The rosé was delicious. I cracked open one of the single-serving bottles last night. I threw some ice in there (sue me, it’s already 90 degrees here) and I sat by the pool with my toes in the water. A single serving “wine mini” is kinda the best thing ever.


Get an Astronaut Pet Portrait Made

Does your dog need to be an astronaut? Does my cat? Yes! And yes! This company can make that a reality for you.

Also, my buddy David Carl is doing funny, $50 pet portraits in his spare time, if ya wanna support a more local, out-of-work theater actor. You can check him out here.


Turn Your Vegetables into More Vegetables

“Dude … get this … did you know that you can put a stump of celery into a glass of water and in two weeks, you’ll have more celery?”

This I posed to Jeffrey on the phone earlier

“Nuh uh.”

“Yuh huh. Who knew?! We work in the food industry! How did we not know you could easily just make a bunch of new, free celery?!”

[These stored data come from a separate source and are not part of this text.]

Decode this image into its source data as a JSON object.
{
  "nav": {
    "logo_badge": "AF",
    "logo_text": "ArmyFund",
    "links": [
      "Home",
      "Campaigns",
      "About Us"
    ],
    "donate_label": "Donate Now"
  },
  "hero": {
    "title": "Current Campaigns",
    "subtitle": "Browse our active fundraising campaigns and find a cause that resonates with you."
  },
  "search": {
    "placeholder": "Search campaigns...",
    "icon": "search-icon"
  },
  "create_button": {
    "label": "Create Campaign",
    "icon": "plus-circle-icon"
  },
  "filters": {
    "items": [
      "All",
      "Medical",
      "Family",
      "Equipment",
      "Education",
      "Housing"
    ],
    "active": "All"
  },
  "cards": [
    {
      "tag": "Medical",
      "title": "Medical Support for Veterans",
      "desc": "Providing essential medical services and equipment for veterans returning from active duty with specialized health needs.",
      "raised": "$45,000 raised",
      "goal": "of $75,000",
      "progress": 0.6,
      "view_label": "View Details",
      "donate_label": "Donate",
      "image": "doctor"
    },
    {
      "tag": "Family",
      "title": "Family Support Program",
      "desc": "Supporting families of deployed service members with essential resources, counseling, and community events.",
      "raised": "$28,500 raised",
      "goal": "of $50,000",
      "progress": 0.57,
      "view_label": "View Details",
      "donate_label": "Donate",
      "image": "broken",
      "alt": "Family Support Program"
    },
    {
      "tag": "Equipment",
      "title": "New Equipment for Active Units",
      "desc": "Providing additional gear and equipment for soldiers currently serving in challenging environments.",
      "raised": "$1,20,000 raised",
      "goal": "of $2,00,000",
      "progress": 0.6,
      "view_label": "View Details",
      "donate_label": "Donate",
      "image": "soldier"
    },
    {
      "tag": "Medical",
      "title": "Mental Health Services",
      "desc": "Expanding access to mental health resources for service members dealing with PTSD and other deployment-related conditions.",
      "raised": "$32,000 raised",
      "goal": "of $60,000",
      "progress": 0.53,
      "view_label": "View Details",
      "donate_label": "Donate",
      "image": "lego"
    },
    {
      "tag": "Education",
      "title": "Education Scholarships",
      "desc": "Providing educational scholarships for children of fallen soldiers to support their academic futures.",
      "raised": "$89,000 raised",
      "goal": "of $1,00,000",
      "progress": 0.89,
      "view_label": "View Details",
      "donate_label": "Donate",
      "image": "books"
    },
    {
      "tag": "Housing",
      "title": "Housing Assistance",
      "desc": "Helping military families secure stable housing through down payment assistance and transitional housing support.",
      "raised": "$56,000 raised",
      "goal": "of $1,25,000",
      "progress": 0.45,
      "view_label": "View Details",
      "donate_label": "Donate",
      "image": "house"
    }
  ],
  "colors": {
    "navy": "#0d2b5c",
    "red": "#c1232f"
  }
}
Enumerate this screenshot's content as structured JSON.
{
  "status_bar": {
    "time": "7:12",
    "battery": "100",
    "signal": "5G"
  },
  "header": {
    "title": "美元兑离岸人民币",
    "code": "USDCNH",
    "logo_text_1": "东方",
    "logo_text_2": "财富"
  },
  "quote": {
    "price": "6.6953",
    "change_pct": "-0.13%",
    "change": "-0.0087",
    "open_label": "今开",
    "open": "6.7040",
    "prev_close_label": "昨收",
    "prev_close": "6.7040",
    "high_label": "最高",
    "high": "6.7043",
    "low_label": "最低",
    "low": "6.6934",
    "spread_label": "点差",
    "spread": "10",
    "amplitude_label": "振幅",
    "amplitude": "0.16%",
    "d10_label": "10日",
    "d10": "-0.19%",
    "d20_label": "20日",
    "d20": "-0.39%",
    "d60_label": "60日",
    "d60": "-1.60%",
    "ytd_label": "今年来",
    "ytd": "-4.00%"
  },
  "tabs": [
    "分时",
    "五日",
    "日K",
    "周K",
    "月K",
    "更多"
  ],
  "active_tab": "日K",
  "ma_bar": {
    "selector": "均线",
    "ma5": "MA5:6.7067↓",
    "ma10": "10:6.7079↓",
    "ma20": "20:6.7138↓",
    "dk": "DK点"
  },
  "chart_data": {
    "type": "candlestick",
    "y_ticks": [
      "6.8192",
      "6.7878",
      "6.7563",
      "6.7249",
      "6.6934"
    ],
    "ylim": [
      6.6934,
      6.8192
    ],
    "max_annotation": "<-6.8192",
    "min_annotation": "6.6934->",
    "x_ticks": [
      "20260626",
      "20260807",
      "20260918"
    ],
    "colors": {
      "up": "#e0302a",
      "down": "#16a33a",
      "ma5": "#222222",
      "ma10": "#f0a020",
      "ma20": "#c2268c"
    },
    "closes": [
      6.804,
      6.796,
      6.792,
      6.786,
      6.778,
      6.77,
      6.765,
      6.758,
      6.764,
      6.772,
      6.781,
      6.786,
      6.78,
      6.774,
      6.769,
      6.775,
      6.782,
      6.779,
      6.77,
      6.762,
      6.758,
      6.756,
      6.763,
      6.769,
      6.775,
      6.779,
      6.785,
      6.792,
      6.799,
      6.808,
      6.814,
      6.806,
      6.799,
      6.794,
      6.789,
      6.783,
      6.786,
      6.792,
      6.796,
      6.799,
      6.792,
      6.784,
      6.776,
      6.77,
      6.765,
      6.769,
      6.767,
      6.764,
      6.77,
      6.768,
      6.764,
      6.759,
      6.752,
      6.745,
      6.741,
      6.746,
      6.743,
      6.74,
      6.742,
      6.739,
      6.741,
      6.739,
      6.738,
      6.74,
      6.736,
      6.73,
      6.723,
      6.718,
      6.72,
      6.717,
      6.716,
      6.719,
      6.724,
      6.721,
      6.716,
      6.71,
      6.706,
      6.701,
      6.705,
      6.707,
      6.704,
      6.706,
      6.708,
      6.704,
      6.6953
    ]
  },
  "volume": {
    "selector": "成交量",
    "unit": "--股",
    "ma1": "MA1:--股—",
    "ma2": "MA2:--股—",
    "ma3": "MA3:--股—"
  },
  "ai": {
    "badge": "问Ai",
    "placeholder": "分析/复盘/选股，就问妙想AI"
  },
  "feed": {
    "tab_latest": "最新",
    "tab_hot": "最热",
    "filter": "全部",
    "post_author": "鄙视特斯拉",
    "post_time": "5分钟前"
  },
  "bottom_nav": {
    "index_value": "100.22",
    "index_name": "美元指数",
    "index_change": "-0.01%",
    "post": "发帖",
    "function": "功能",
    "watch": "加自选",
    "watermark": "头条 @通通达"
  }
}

Learn to do that … plus how to make more basil, more mint, more potatoes and more cabbage right here. (Note: This woman is some kind of British, horrible, disembodied robot. Just felt a head’s up was needed.)


Invest in a Mavic Mini Drone and Learn Arial Photography?

I don’t own this, but I want it. Right now, with the state of my finances (a small tumbleweed rolls through the landscape), I can’t see spending $400 on a toy. My aforementioned friend Richard Brendel got himself one, though, and now his arial photos are swoon-worthy. Check them out here.

I might fork over a portion of that government money for a mini drone. If the government $$$ ever arrives.

Or … maybe I’ll just blow it all at House of Hackney. Falling down the rabbit hole of luxury British wallpapers is not an activity. Or, maybe it is? It’s STUPID PRICEY. But it’s all the oh-so-gorgeous things.

Stay safe, stay sane. When all else fails … Gone With the Wind is 40 hours long.